We must stop aiding enemies

Do you think state sponsors of terrorism should be allowed to purchase commercial aircraft that could be used for military purposes?

What if it was the world’s No. 1 state sponsor of terrorism? And what if it was the world’s No. 1 state sponsor of terrorism which had a history of using commercial aircraft for military purposes?

You might think like me, sales of commercial aircraft to such a country should be blocked.

But President Obama doesn’t think so.

As a part of his nuclear deal with Iran, President Obama agreed to license exports of dual-use commercial-military aircraft, even though Iran has used similar aircraft to re-supply and support terrorists in the past.

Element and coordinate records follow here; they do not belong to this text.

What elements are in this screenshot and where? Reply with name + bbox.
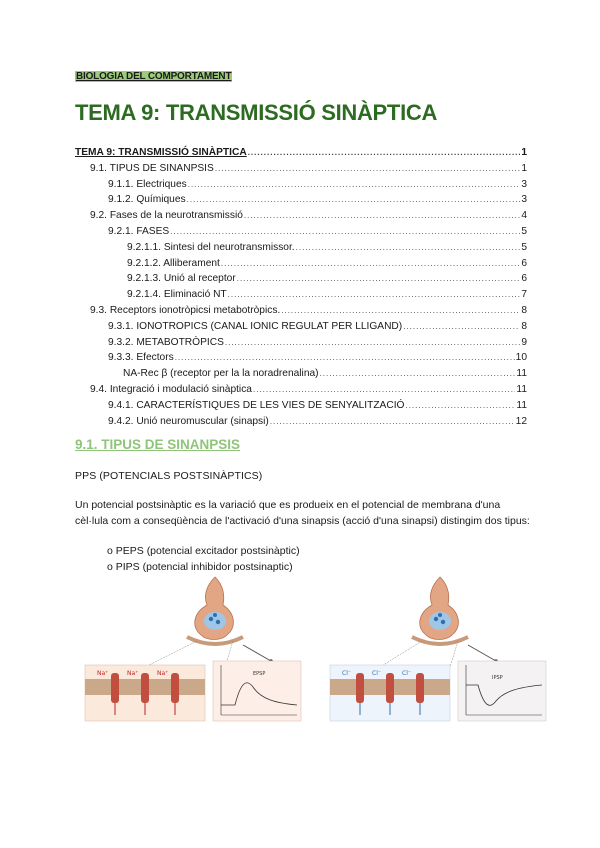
ion-label: Na⁺	[127, 670, 139, 677]
toc-entry-title: 9.4.2. Unió neuromuscular (sinapsi)	[108, 415, 269, 427]
toc-entry-title: 9.3.2. METABOTRÒPICS	[108, 336, 224, 348]
toc-entry[interactable]	[75, 366, 527, 382]
toc-entry-page: 9	[521, 336, 527, 348]
epsp-figure	[75, 575, 305, 725]
toc-entry-page: 6	[521, 257, 527, 269]
toc-leader-dots	[296, 240, 521, 256]
toc-entry[interactable]	[75, 398, 527, 414]
toc-entry[interactable]	[75, 145, 527, 161]
toc-entry-title: 9.1.2. Químiques	[108, 194, 186, 206]
toc-entry[interactable]	[75, 303, 527, 319]
toc-entry[interactable]	[75, 256, 527, 272]
membrane-panel	[330, 665, 450, 721]
toc-entry-page: 4	[521, 210, 527, 222]
toc-entry-title: 9.3.3. Efectors	[108, 352, 174, 364]
toc-leader-dots	[244, 208, 520, 224]
ion-label: Cl⁻	[372, 670, 382, 677]
toc-entry-page: 5	[521, 241, 527, 253]
toc-leader-dots	[320, 366, 516, 382]
graph-label: EPSP	[253, 671, 266, 677]
toc-entry[interactable]	[75, 287, 527, 303]
toc-entry[interactable]	[75, 319, 527, 335]
toc-leader-dots	[225, 335, 520, 351]
ion-label: Na⁺	[157, 670, 169, 677]
toc-entry-title: 9.1.1. Electriques	[108, 178, 187, 190]
epsp-graph	[213, 661, 301, 721]
toc-entry-title: 9.2.1.3. Unió al receptor	[127, 273, 236, 285]
toc-entry[interactable]	[75, 192, 527, 208]
bullet-list	[107, 544, 300, 575]
toc-entry-page: 11	[516, 399, 527, 411]
toc-leader-dots	[221, 256, 520, 272]
toc-entry-title: 9.3. Receptors ionotròpicsi metabotròpics.	[90, 304, 281, 316]
toc-leader-dots	[237, 271, 521, 287]
toc-entry[interactable]	[75, 271, 527, 287]
toc-leader-dots	[405, 398, 515, 414]
course-label: BIOLOGIA DEL COMPORTAMENT	[76, 71, 232, 82]
synapse-illustration	[145, 577, 273, 667]
membrane-panel	[85, 665, 205, 721]
graph-label: IPSP	[492, 675, 503, 681]
toc-leader-dots	[281, 303, 520, 319]
toc-entry-page: 11	[516, 368, 527, 380]
toc-leader-dots	[188, 177, 521, 193]
toc-entry-page: 12	[515, 415, 527, 427]
toc-entry-title: 9.4.1. CARACTERÍSTIQUES DE LES VIES DE SENYALITZACIÓ	[108, 399, 405, 411]
toc-leader-dots	[170, 224, 520, 240]
ion-label: Cl⁻	[402, 670, 412, 677]
toc-entry-title: 9.2. Fases de la neurotransmissió	[90, 210, 243, 222]
toc-entry-page: 8	[521, 304, 527, 316]
toc-entry-page: 1	[521, 147, 527, 158]
toc-leader-dots	[248, 145, 521, 161]
toc-entry[interactable]	[75, 414, 527, 430]
bullet-item: o PEPS (potencial excitador postsinàptic)	[107, 545, 300, 557]
toc-entry-title: 9.4. Integració i modulació sinàptica	[90, 383, 252, 395]
toc-entry-page: 3	[521, 194, 527, 206]
toc-entry-page: 1	[521, 162, 527, 174]
toc-entry-title: 9.2.1.4. Eliminació NT	[127, 289, 227, 301]
bullet-item: o PIPS (potencial inhibidor postsinaptic)	[107, 560, 293, 573]
toc-leader-dots	[253, 382, 515, 398]
toc-entry[interactable]	[75, 382, 527, 398]
toc-entry-title: 9.3.1. IONOTROPICS (CANAL IONIC REGULAT PER LLIGAND)	[108, 320, 403, 332]
toc-entry[interactable]	[75, 161, 527, 177]
toc-entry-title: 9.2.1.2. Alliberament	[127, 257, 220, 269]
page-title: TEMA 9: TRANSMISSIÓ SINÀPTICA	[75, 100, 438, 125]
toc-leader-dots	[175, 350, 515, 366]
section-heading: 9.1. TIPUS DE SINANPSIS	[75, 437, 241, 452]
toc-entry[interactable]	[75, 177, 527, 193]
ion-label: Na⁺	[97, 670, 109, 677]
ipsp-figure	[320, 575, 550, 725]
toc-entry-page: 6	[521, 273, 527, 285]
toc-entry-page: 3	[521, 178, 527, 190]
toc-entry-page: 11	[516, 383, 527, 395]
toc-leader-dots	[215, 161, 521, 177]
toc-entry-page: 5	[521, 225, 527, 237]
toc-entry-page: 7	[521, 289, 527, 301]
toc-leader-dots	[403, 319, 520, 335]
toc-entry-title: 9.2.1.1. Sintesi del neurotransmissor.	[127, 241, 295, 253]
table-of-contents	[75, 145, 527, 429]
toc-entry[interactable]	[75, 208, 527, 224]
body-paragraph: Un potencial postsinàptic es la variació que es produeix en el potencial de membrana d'una cèl·lula com a conseqüència de l'activació d'una sinapsis (acció d'una sinapsi) distingim dos tipus:	[75, 499, 530, 527]
toc-entry-title: NA-Rec β (receptor per la la noradrenalina)	[123, 368, 319, 380]
toc-entry-title: 9.2.1. FASES	[108, 225, 170, 237]
ipsp-graph	[458, 661, 546, 721]
toc-entry[interactable]	[75, 224, 527, 240]
subheading: PPS (POTENCIALS POSTSINÀPTICS)	[75, 470, 263, 482]
toc-entry-page: 8	[521, 320, 527, 332]
toc-leader-dots	[187, 192, 521, 208]
toc-leader-dots	[270, 414, 515, 430]
toc-entry-title: TEMA 9: TRANSMISSIÓ SINÀPTICA	[75, 147, 247, 158]
toc-entry[interactable]	[75, 240, 527, 256]
synapse-illustration	[380, 577, 498, 667]
toc-entry-page: 10	[515, 352, 527, 364]
ion-label: Cl⁻	[342, 670, 352, 677]
toc-entry[interactable]	[75, 350, 527, 366]
toc-entry-title: 9.1. TIPUS DE SINANPSIS	[90, 162, 214, 174]
toc-entry[interactable]	[75, 335, 527, 351]
toc-leader-dots	[228, 287, 521, 303]
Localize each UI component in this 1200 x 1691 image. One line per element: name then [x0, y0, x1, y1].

Five years ago, the Obama Administration imposed sanctions on Iran Air for multiple infractions, including using passenger and cargo planes to transport rockets and missiles to places such as Syria, and members of Iran’s Revolutionary Guard Corps taking control of flights carrying sensitive cargo.

The administration used a technicality to drop those penalties as part of last year’s nuclear deal.

Just last month, it was reported that Iran Air aircraft were spotted flying along known weapon resupply routes in Syria. Moreover, Iran Air has previously been accused of facilitating illegal weapon transfers between Iran and North Korea, further bolstering North Korea’s illicit ballistic missile program.

This is the airline company President Obama wants to receive new planes.

But last week, I introduced a bill to stop Iran Air from procuring American-made planes that could facilitate the trafficking of arms to terror organizations, and was pleased when the House Financial Services Committee quickly took it up and passed the bill through committee.

HR 5729, the Stop U.S. Support for State Sponsors of Terrorism Act, is simple: It prohibits the administration from allowing exports of dual-use commercial-military aircraft to Iran.

If our government is truly serious in opposing terrorist groups and stopping the flow of resources to groups like Hamas and Hezbollah, then we cannot support the export of these aircraft to Iran.

In light of the attacks in France, working with our allies to combat terrorism is more important than ever. Last week the House of Representatives passed a bill I sponsored increasing our anti-terrorism efforts abroad with our allies. The Enhancing Treasury’s Anti-Terror Tools Act (H.R. 5607) requires the Treasury Department to investigate how to incorporate our embassies into counter-terrorism financing efforts, including the possible expansion of overseas personnel to share technical expertise with our allies in an effort to better identify and intercept terrorist financing.

The issue of abortion is one of the most contentious issues in the public debate, but there should be room to find common ground. We should all be able to agree that under no circumstances should the government be able to use its power to deny people their First Amendment conscience rights. That’s why this week we passed the Conscience Protection Act, which ensures health care providers cannot be punished for not participating in abortions. Freedom is a cornerstone of our governing document — the Constitution. We must not lose respect for freedom and conscience protections in health care.

Following up on previous action and new revelations, this week I sent a letter cosigned by 14 members of Congress urging the Commerce, Treasury, and State departments to impose stiff penalties on a Chinese government-affiliated company, ZTE Corporation, for blatantly violating Iran export control laws. These laws are intended to restrict technologies which could be used to oppress human rights.